In the survey, 13 individuals were harmed by deviations from standard care determined by peer review, yet none resulted in legal action. Were the circumstances of disclosure to these patients at the time of the injury investigated? Did the injured patients seek legal counsel but receive advice against taking action? Full disclosure accompanied by an informed decision under counsel not to file suit entails substantially different interpretations of the data (e.g.  , legal malpractice) than incomplete, delayed or failed disclosure (e.g.  , negligent or intentional medical cover-up). Do the authors and their peer reviewers believe these patients should now be contacted? If not, why not?

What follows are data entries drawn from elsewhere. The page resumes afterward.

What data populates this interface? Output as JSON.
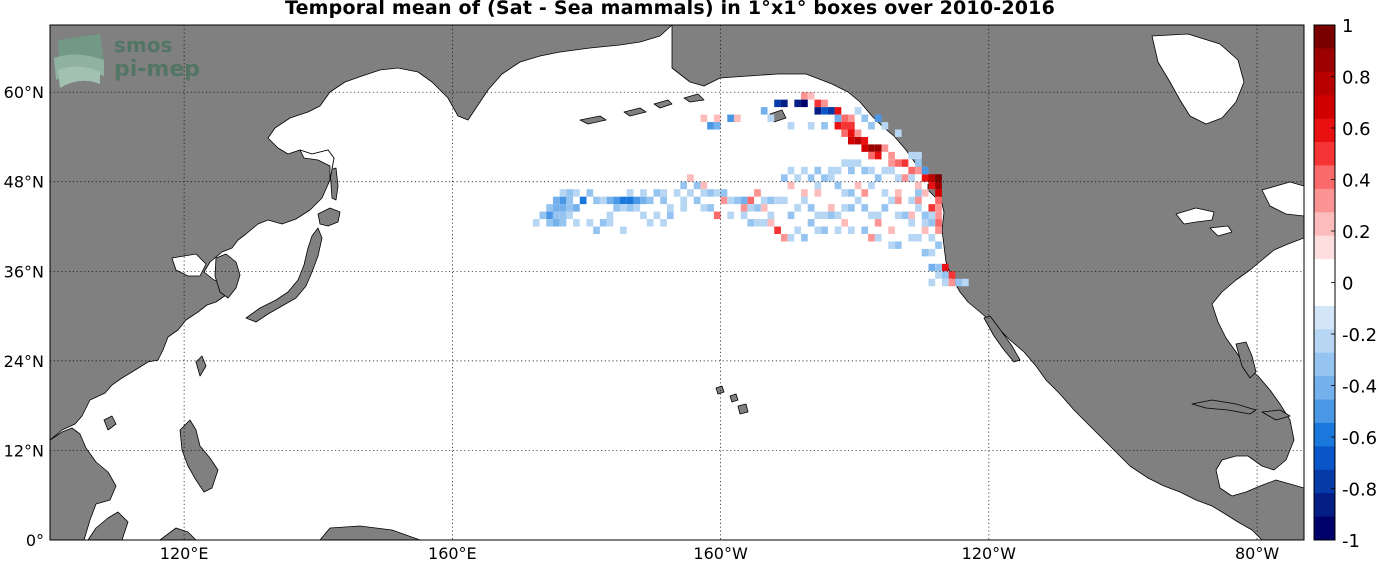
{
  "title": "Temporal mean of (Sat - Sea mammals) in 1°x1° boxes over 2010-2016",
  "logo": {
    "line1": "smos",
    "line2": "pi-mep"
  },
  "map": {
    "lon_range": [
      100,
      287
    ],
    "lat_range": [
      0,
      69
    ],
    "lat_ticks": [
      {
        "value": 0,
        "label": "0°"
      },
      {
        "value": 12,
        "label": "12°N"
      },
      {
        "value": 24,
        "label": "24°N"
      },
      {
        "value": 36,
        "label": "36°N"
      },
      {
        "value": 48,
        "label": "48°N"
      },
      {
        "value": 60,
        "label": "60°N"
      }
    ],
    "lon_ticks": [
      {
        "value": 120,
        "label": "120°E"
      },
      {
        "value": 160,
        "label": "160°E"
      },
      {
        "value": 200,
        "label": "160°W"
      },
      {
        "value": 240,
        "label": "120°W"
      },
      {
        "value": 280,
        "label": "80°W"
      }
    ],
    "colors": {
      "land": "#808080",
      "ocean": "#ffffff",
      "grid": "#000000"
    }
  },
  "colorbar": {
    "labels": [
      "1",
      "0.8",
      "0.6",
      "0.4",
      "0.2",
      "0",
      "-0.2",
      "-0.4",
      "-0.6",
      "-0.8",
      "-1"
    ],
    "colors": [
      "#7a0000",
      "#9c0000",
      "#b80000",
      "#d00000",
      "#e81010",
      "#f53535",
      "#fa6a6a",
      "#fc9494",
      "#fdbcbc",
      "#fedede",
      "#ffffff",
      "#ffffff",
      "#d3e6f8",
      "#b6d6f4",
      "#96c4f0",
      "#74b0ec",
      "#4a97e6",
      "#1a78dc",
      "#0a56c8",
      "#063aa6",
      "#041e86",
      "#00006a"
    ],
    "min": -1,
    "max": 1
  },
  "chart_data": {
    "type": "heatmap",
    "title": "Temporal mean of (Sat - Sea mammals) in 1°x1° boxes over 2010-2016",
    "xlabel": "",
    "ylabel": "",
    "value_range": [
      -1,
      1
    ],
    "cell_size_deg": 1,
    "cells": [
      [
        212,
        59,
        0.3
      ],
      [
        213,
        59,
        0.2
      ],
      [
        214,
        58,
        0.5
      ],
      [
        215,
        58,
        0.35
      ],
      [
        216,
        57,
        0.3
      ],
      [
        217,
        57,
        0.55
      ],
      [
        218,
        56,
        0.45
      ],
      [
        219,
        56,
        0.35
      ],
      [
        217,
        55,
        0.6
      ],
      [
        218,
        55,
        0.5
      ],
      [
        219,
        55,
        0.5
      ],
      [
        218,
        54,
        0.4
      ],
      [
        219,
        54,
        0.6
      ],
      [
        220,
        54,
        0.3
      ],
      [
        219,
        53,
        0.7
      ],
      [
        220,
        53,
        0.8
      ],
      [
        221,
        53,
        0.55
      ],
      [
        222,
        52,
        0.9
      ],
      [
        223,
        52,
        0.9
      ],
      [
        221,
        52,
        0.7
      ],
      [
        224,
        52,
        0.3
      ],
      [
        222,
        51,
        0.4
      ],
      [
        223,
        51,
        0.6
      ],
      [
        225,
        51,
        0.3
      ],
      [
        226,
        50,
        0.4
      ],
      [
        227,
        50,
        0.5
      ],
      [
        225,
        50,
        0.3
      ],
      [
        228,
        49,
        0.45
      ],
      [
        229,
        49,
        0.3
      ],
      [
        230,
        48,
        0.6
      ],
      [
        231,
        48,
        0.8
      ],
      [
        232,
        48,
        0.95
      ],
      [
        232,
        47,
        0.9
      ],
      [
        231,
        47,
        0.6
      ],
      [
        232,
        46,
        0.7
      ],
      [
        232,
        45,
        0.4
      ],
      [
        231,
        44,
        0.5
      ],
      [
        232,
        44,
        0.3
      ],
      [
        232,
        43,
        0.3
      ],
      [
        232,
        42,
        0.4
      ],
      [
        232,
        41,
        0.3
      ],
      [
        230,
        46,
        0.25
      ],
      [
        229,
        45,
        0.3
      ],
      [
        226,
        46,
        0.2
      ],
      [
        221,
        46,
        0.3
      ],
      [
        214,
        46,
        0.25
      ],
      [
        205,
        46,
        0.3
      ],
      [
        204,
        45,
        0.4
      ],
      [
        206,
        44,
        0.2
      ],
      [
        195,
        48,
        0.25
      ],
      [
        197,
        47,
        0.2
      ],
      [
        200,
        45,
        0.3
      ],
      [
        199,
        43,
        0.4
      ],
      [
        207,
        42,
        0.2
      ],
      [
        208,
        41,
        0.5
      ],
      [
        209,
        40,
        0.3
      ],
      [
        233,
        36,
        0.6
      ],
      [
        234,
        35,
        0.5
      ],
      [
        234,
        34,
        0.3
      ],
      [
        223,
        42,
        0.3
      ],
      [
        225,
        41,
        0.2
      ],
      [
        228,
        43,
        0.2
      ],
      [
        230,
        41,
        0.2
      ],
      [
        220,
        47,
        0.2
      ],
      [
        210,
        47,
        0.2
      ],
      [
        212,
        46,
        0.25
      ],
      [
        216,
        44,
        0.2
      ],
      [
        203,
        44,
        0.3
      ],
      [
        218,
        42,
        0.2
      ],
      [
        222,
        40,
        0.3
      ],
      [
        197,
        56,
        0.25
      ],
      [
        199,
        56,
        0.2
      ],
      [
        202,
        56,
        0.2
      ],
      [
        226,
        45,
        0.3
      ],
      [
        229,
        47,
        0.25
      ],
      [
        227,
        48,
        0.3
      ],
      [
        230,
        49,
        0.2
      ],
      [
        201,
        56,
        -0.5
      ],
      [
        206,
        57,
        -0.4
      ],
      [
        207,
        56,
        -0.2
      ],
      [
        208,
        58,
        -0.8
      ],
      [
        209,
        58,
        -0.9
      ],
      [
        211,
        58,
        -0.9
      ],
      [
        212,
        58,
        -0.95
      ],
      [
        214,
        57,
        -0.9
      ],
      [
        215,
        57,
        -0.7
      ],
      [
        216,
        57,
        -0.8
      ],
      [
        217,
        56,
        -0.4
      ],
      [
        220,
        57,
        -0.2
      ],
      [
        221,
        56,
        -0.3
      ],
      [
        222,
        55,
        -0.3
      ],
      [
        223,
        56,
        -0.5
      ],
      [
        224,
        55,
        -0.2
      ],
      [
        226,
        54,
        -0.2
      ],
      [
        228,
        51,
        -0.2
      ],
      [
        229,
        50,
        -0.3
      ],
      [
        229,
        51,
        -0.2
      ],
      [
        230,
        49,
        -0.5
      ],
      [
        210,
        55,
        -0.2
      ],
      [
        213,
        55,
        -0.2
      ],
      [
        215,
        55,
        -0.3
      ],
      [
        198,
        55,
        -0.5
      ],
      [
        199,
        55,
        -0.4
      ],
      [
        218,
        50,
        -0.2
      ],
      [
        219,
        50,
        -0.25
      ],
      [
        220,
        50,
        -0.2
      ],
      [
        221,
        49,
        -0.3
      ],
      [
        222,
        49,
        -0.2
      ],
      [
        217,
        49,
        -0.2
      ],
      [
        215,
        48,
        -0.3
      ],
      [
        216,
        48,
        -0.2
      ],
      [
        176,
        46,
        -0.2
      ],
      [
        177,
        46,
        -0.3
      ],
      [
        178,
        46,
        -0.25
      ],
      [
        175,
        45,
        -0.4
      ],
      [
        176,
        45,
        -0.5
      ],
      [
        177,
        45,
        -0.3
      ],
      [
        174,
        44,
        -0.3
      ],
      [
        175,
        44,
        -0.4
      ],
      [
        176,
        44,
        -0.45
      ],
      [
        177,
        44,
        -0.3
      ],
      [
        178,
        44,
        -0.4
      ],
      [
        173,
        43,
        -0.3
      ],
      [
        174,
        43,
        -0.5
      ],
      [
        175,
        43,
        -0.35
      ],
      [
        176,
        43,
        -0.3
      ],
      [
        177,
        43,
        -0.2
      ],
      [
        172,
        42,
        -0.2
      ],
      [
        174,
        42,
        -0.3
      ],
      [
        175,
        42,
        -0.4
      ],
      [
        176,
        42,
        -0.3
      ],
      [
        178,
        42,
        -0.25
      ],
      [
        180,
        42,
        -0.2
      ],
      [
        181,
        45,
        -0.3
      ],
      [
        182,
        45,
        -0.2
      ],
      [
        183,
        45,
        -0.4
      ],
      [
        184,
        45,
        -0.5
      ],
      [
        185,
        45,
        -0.6
      ],
      [
        186,
        45,
        -0.55
      ],
      [
        187,
        45,
        -0.5
      ],
      [
        188,
        45,
        -0.4
      ],
      [
        189,
        45,
        -0.3
      ],
      [
        184,
        44,
        -0.3
      ],
      [
        185,
        44,
        -0.25
      ],
      [
        186,
        44,
        -0.3
      ],
      [
        187,
        44,
        -0.2
      ],
      [
        183,
        43,
        -0.2
      ],
      [
        188,
        43,
        -0.25
      ],
      [
        190,
        43,
        -0.2
      ],
      [
        182,
        42,
        -0.3
      ],
      [
        183,
        42,
        -0.2
      ],
      [
        181,
        41,
        -0.3
      ],
      [
        179,
        45,
        -0.55
      ],
      [
        180,
        46,
        -0.3
      ],
      [
        186,
        46,
        -0.25
      ],
      [
        188,
        46,
        -0.2
      ],
      [
        190,
        46,
        -0.3
      ],
      [
        191,
        46,
        -0.2
      ],
      [
        193,
        46,
        -0.25
      ],
      [
        194,
        45,
        -0.2
      ],
      [
        191,
        45,
        -0.3
      ],
      [
        192,
        44,
        -0.2
      ],
      [
        194,
        44,
        -0.25
      ],
      [
        192,
        43,
        -0.3
      ],
      [
        189,
        42,
        -0.2
      ],
      [
        191,
        42,
        -0.2
      ],
      [
        185,
        41,
        -0.2
      ],
      [
        196,
        47,
        -0.3
      ],
      [
        197,
        46,
        -0.2
      ],
      [
        198,
        46,
        -0.3
      ],
      [
        199,
        46,
        -0.25
      ],
      [
        200,
        46,
        -0.35
      ],
      [
        196,
        45,
        -0.3
      ],
      [
        197,
        44,
        -0.25
      ],
      [
        198,
        44,
        -0.3
      ],
      [
        201,
        45,
        -0.2
      ],
      [
        202,
        45,
        -0.3
      ],
      [
        203,
        45,
        -0.4
      ],
      [
        204,
        44,
        -0.2
      ],
      [
        205,
        44,
        -0.3
      ],
      [
        206,
        45,
        -0.2
      ],
      [
        207,
        45,
        -0.3
      ],
      [
        208,
        45,
        -0.25
      ],
      [
        209,
        45,
        -0.2
      ],
      [
        201,
        43,
        -0.2
      ],
      [
        203,
        43,
        -0.25
      ],
      [
        204,
        42,
        -0.3
      ],
      [
        205,
        42,
        -0.2
      ],
      [
        206,
        42,
        -0.25
      ],
      [
        207,
        43,
        -0.2
      ],
      [
        210,
        43,
        -0.3
      ],
      [
        211,
        44,
        -0.2
      ],
      [
        212,
        45,
        -0.25
      ],
      [
        213,
        44,
        -0.3
      ],
      [
        214,
        43,
        -0.2
      ],
      [
        215,
        43,
        -0.25
      ],
      [
        216,
        43,
        -0.3
      ],
      [
        217,
        43,
        -0.2
      ],
      [
        218,
        44,
        -0.25
      ],
      [
        219,
        44,
        -0.3
      ],
      [
        220,
        45,
        -0.2
      ],
      [
        221,
        44,
        -0.3
      ],
      [
        222,
        43,
        -0.25
      ],
      [
        223,
        43,
        -0.2
      ],
      [
        224,
        44,
        -0.3
      ],
      [
        225,
        45,
        -0.25
      ],
      [
        226,
        43,
        -0.2
      ],
      [
        227,
        43,
        -0.3
      ],
      [
        228,
        42,
        -0.2
      ],
      [
        213,
        42,
        -0.3
      ],
      [
        214,
        41,
        -0.2
      ],
      [
        215,
        41,
        -0.3
      ],
      [
        217,
        41,
        -0.25
      ],
      [
        211,
        41,
        -0.2
      ],
      [
        210,
        40,
        -0.2
      ],
      [
        212,
        40,
        -0.3
      ],
      [
        219,
        41,
        -0.2
      ],
      [
        221,
        41,
        -0.3
      ],
      [
        223,
        40,
        -0.25
      ],
      [
        225,
        39,
        -0.2
      ],
      [
        226,
        39,
        -0.3
      ],
      [
        228,
        40,
        -0.25
      ],
      [
        229,
        40,
        -0.2
      ],
      [
        230,
        38,
        -0.3
      ],
      [
        231,
        38,
        -0.2
      ],
      [
        230,
        43,
        -0.3
      ],
      [
        231,
        43,
        -0.2
      ],
      [
        230,
        42,
        -0.25
      ],
      [
        231,
        42,
        -0.3
      ],
      [
        231,
        40,
        -0.2
      ],
      [
        232,
        39,
        -0.3
      ],
      [
        231,
        36,
        -0.4
      ],
      [
        232,
        36,
        -0.3
      ],
      [
        232,
        35,
        -0.2
      ],
      [
        233,
        35,
        -0.3
      ],
      [
        231,
        34,
        -0.2
      ],
      [
        233,
        34,
        -0.2
      ],
      [
        235,
        34,
        -0.3
      ],
      [
        236,
        34,
        -0.25
      ],
      [
        210,
        49,
        -0.2
      ],
      [
        212,
        49,
        -0.25
      ],
      [
        214,
        49,
        -0.3
      ],
      [
        216,
        49,
        -0.2
      ],
      [
        219,
        49,
        -0.3
      ],
      [
        224,
        49,
        -0.2
      ],
      [
        225,
        49,
        -0.25
      ],
      [
        223,
        48,
        -0.3
      ],
      [
        226,
        48,
        -0.2
      ],
      [
        228,
        48,
        -0.25
      ],
      [
        229,
        46,
        -0.3
      ],
      [
        228,
        45,
        -0.2
      ],
      [
        229,
        44,
        -0.2
      ],
      [
        209,
        48,
        -0.3
      ],
      [
        211,
        48,
        -0.2
      ],
      [
        213,
        48,
        -0.3
      ],
      [
        214,
        47,
        -0.25
      ],
      [
        217,
        47,
        -0.3
      ],
      [
        218,
        46,
        -0.2
      ],
      [
        219,
        46,
        -0.3
      ],
      [
        222,
        47,
        -0.2
      ],
      [
        224,
        46,
        -0.25
      ],
      [
        195,
        46,
        -0.2
      ],
      [
        194,
        47,
        -0.3
      ]
    ]
  }
}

As medicine forgoes patient-centered decision-making in favor of population-based determinations aimed at marshaling scarce resources, physicians must be reminded that the legal system will not undergo a parallel transformation. If doctors and other caregivers believe their patients deserve at least the level of personal zealous representation available to a client in a law office, they must also perceive that a tort system, modified to increase the skill level of its actors, is their last, best defense. Society does not tolerate induction of a coma or neuraxial blockade by the unskilled. Should we be surprised when the bar to practice within a complex and evolving system is so low for physicians and lawyers alike?